Reporter Charles Benson digs into the details with the Director of Public Engagement, Cedric Richmond
Posted at 12:37 PM, Apr 30, 2021
and last updated 2021-04-30 13:37:10-04

President Joe Biden and his team are hitting the road to sell his big, multi-trillion-dollar plan for infrastructure, education and jobs. The bold agenda comes with a big price tag and big tax increases for corporate America and the wealthy.

"We provide a way to pay for it, and we think it's a responsible investment now. It'll create three million more jobs over the next couple of years," said Director of the Office of Public Engagement, Cedric Richmond, in a one-on-one interview with reporter Charles Benson.

Director of the Office of Public Engagement, Cedric Richmond.
Director of the Office of Public Engagement, Cedric Richmond.

Vice President Kamala Harris is coming to Milwaukee Tuesday, but the White House has not released specific details of where she's going and what she will be talking about.

President Biden laid out his plans and priorities during a prime-time speech on the eve of his first 100 days in office.

The president has called for $6 trillion in spending since taking office. His stimulus plan passed, but his American Jobs Plan for infrastructure and, now, his new American Families Plan for education, are up for vigorous debate.

President Biden's $1.8 trillion American Families plan would provide free universal pre-k for three- and four-year-olds as well as two years of tuition-free community college and tax credits for childcare.

"12 years is no longer enough today to compete with the rest of the world in the 21st century," said President Biden. "That's why my American Families Plan guarantees four additional years of public education for every person in America."

President Biden
President Joe Biden.

Charles Benson: "Why the emphasis on community college?"

Dir. Richmond: "Because what we see is that a lot of people that go to community college aspire to go to a four-year college and finishing a bachelor's degree. We want to make sure that we have public education that starts at three years old and allows you to continue, all the way through community college."

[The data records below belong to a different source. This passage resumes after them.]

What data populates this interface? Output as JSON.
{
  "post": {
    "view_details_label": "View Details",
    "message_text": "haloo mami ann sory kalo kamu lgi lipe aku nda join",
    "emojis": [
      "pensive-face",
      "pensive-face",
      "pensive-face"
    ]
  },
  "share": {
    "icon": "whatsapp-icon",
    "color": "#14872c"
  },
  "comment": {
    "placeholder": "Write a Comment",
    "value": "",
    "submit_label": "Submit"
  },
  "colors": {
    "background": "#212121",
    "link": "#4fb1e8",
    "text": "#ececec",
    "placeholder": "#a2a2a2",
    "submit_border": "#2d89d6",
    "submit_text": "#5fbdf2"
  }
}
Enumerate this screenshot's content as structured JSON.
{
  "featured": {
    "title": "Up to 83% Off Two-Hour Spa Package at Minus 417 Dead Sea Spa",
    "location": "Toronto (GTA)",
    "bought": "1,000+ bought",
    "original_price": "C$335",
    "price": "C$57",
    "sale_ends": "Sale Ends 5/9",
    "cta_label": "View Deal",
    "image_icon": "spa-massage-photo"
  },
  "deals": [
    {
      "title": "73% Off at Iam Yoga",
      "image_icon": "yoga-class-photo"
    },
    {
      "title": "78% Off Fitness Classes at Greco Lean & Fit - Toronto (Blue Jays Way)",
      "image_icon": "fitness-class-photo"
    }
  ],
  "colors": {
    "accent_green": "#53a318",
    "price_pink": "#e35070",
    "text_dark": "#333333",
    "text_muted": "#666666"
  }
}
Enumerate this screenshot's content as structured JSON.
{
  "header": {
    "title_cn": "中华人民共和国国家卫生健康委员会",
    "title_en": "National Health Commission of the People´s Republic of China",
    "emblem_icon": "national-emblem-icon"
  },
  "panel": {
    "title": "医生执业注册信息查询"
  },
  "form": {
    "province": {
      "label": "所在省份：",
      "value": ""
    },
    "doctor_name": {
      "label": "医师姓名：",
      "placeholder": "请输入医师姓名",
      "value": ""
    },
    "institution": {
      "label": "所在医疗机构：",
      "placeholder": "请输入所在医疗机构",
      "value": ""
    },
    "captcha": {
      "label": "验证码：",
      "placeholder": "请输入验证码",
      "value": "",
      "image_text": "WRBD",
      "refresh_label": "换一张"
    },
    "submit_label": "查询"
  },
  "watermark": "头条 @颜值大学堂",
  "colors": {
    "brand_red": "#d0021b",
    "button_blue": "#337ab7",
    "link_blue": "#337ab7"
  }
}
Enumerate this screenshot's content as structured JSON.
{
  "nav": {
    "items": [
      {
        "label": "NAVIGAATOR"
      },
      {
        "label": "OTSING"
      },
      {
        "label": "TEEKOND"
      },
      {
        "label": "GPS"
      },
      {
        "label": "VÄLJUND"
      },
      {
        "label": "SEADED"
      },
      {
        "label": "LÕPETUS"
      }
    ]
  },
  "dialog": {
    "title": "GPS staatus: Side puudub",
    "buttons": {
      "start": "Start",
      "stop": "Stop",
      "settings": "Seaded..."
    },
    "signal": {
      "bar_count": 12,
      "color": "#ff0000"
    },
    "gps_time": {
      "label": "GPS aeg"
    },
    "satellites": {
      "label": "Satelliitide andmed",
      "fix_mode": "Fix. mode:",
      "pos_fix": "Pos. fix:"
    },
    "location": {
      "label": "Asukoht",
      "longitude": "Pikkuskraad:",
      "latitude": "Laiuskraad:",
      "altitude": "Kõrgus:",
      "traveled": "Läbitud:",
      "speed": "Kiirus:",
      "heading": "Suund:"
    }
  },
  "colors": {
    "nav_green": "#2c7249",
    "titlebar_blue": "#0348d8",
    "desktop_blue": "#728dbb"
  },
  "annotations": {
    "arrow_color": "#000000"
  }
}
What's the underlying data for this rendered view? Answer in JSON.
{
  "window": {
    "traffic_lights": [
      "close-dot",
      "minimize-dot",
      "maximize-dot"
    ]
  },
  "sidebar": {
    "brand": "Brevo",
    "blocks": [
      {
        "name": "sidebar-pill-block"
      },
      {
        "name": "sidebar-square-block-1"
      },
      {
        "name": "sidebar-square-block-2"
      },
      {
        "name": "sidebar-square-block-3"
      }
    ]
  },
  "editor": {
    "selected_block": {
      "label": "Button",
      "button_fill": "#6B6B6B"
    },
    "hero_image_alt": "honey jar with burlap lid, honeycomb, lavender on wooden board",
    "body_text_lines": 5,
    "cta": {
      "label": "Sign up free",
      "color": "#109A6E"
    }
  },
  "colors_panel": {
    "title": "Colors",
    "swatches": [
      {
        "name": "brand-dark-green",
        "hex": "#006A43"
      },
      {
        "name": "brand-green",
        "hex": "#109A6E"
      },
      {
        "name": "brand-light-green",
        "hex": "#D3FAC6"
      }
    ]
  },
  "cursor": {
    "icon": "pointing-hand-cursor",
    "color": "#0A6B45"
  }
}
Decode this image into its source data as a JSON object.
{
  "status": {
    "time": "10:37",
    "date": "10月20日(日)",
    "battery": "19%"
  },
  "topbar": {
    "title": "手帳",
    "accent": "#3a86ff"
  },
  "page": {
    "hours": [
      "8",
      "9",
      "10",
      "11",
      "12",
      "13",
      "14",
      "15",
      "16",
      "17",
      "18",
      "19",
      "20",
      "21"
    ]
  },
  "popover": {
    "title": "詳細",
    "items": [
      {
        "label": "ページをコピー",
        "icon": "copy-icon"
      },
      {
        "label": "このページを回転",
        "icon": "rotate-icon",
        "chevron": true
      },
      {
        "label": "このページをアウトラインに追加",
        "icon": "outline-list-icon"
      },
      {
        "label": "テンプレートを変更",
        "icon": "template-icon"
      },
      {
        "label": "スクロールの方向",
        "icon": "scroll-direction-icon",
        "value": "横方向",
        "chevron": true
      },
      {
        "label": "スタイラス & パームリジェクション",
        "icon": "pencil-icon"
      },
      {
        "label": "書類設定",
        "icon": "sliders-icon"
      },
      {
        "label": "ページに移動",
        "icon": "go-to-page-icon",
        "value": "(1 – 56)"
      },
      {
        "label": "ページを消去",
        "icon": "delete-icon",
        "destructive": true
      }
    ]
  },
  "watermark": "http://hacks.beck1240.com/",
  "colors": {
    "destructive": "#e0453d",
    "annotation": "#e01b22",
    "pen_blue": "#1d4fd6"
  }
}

Biden is also talking $2.3 trillion in new infrastructure, and not just for roads, bridges and airports - but money for new schools and affordable housing.

"Nearly 95% of the infrastructure jobs created in the American Jobs Plan do not require a college degree," said Biden. "75% don't require an associate degree. The American Jobs Plan is a blue-collar blueprint to build America, that's what it is."

President Biden mentioned $45 billion to remove lead laterals that connect homes to the main waterlines. In Milwaukee, it's estimated the cost is around $750 million over 70 years.

RELATED: Great Lakes Mayors commission, President Biden push for replacement of lead water infrastructure

Benson: "Does the president believe there is a sense of urgency with some of these infrastructure issues?"

Dir. Richmond: "Absolutely, our children's drinking water contaminated with lead, the long-term health effects for it. At some point, we just have to fix what's broken. We've been differing it for far too long.

Republicans are skeptical. Sen. Ron Johnson said the massive spending and tax increases "will harm our economy and threaten American jobs."

Sen. Johnson says President Biden is not off to a good start. "He promised to unify and heal America, but has done the exact opposite in his first 100 days. He has declared that America is systemically racist and needs to be "fundamentally transformed," he said. "That type of rhetoric sows division and discord."

President Biden has said he's open to hearing other ideas, but for now, Republicans and some Democrats are questioning the size and scope of his plans.

"The plans we laid out last night, are supported by the majority of the country," said Director Richmond. "And so we're going to keep engaging with Republicans."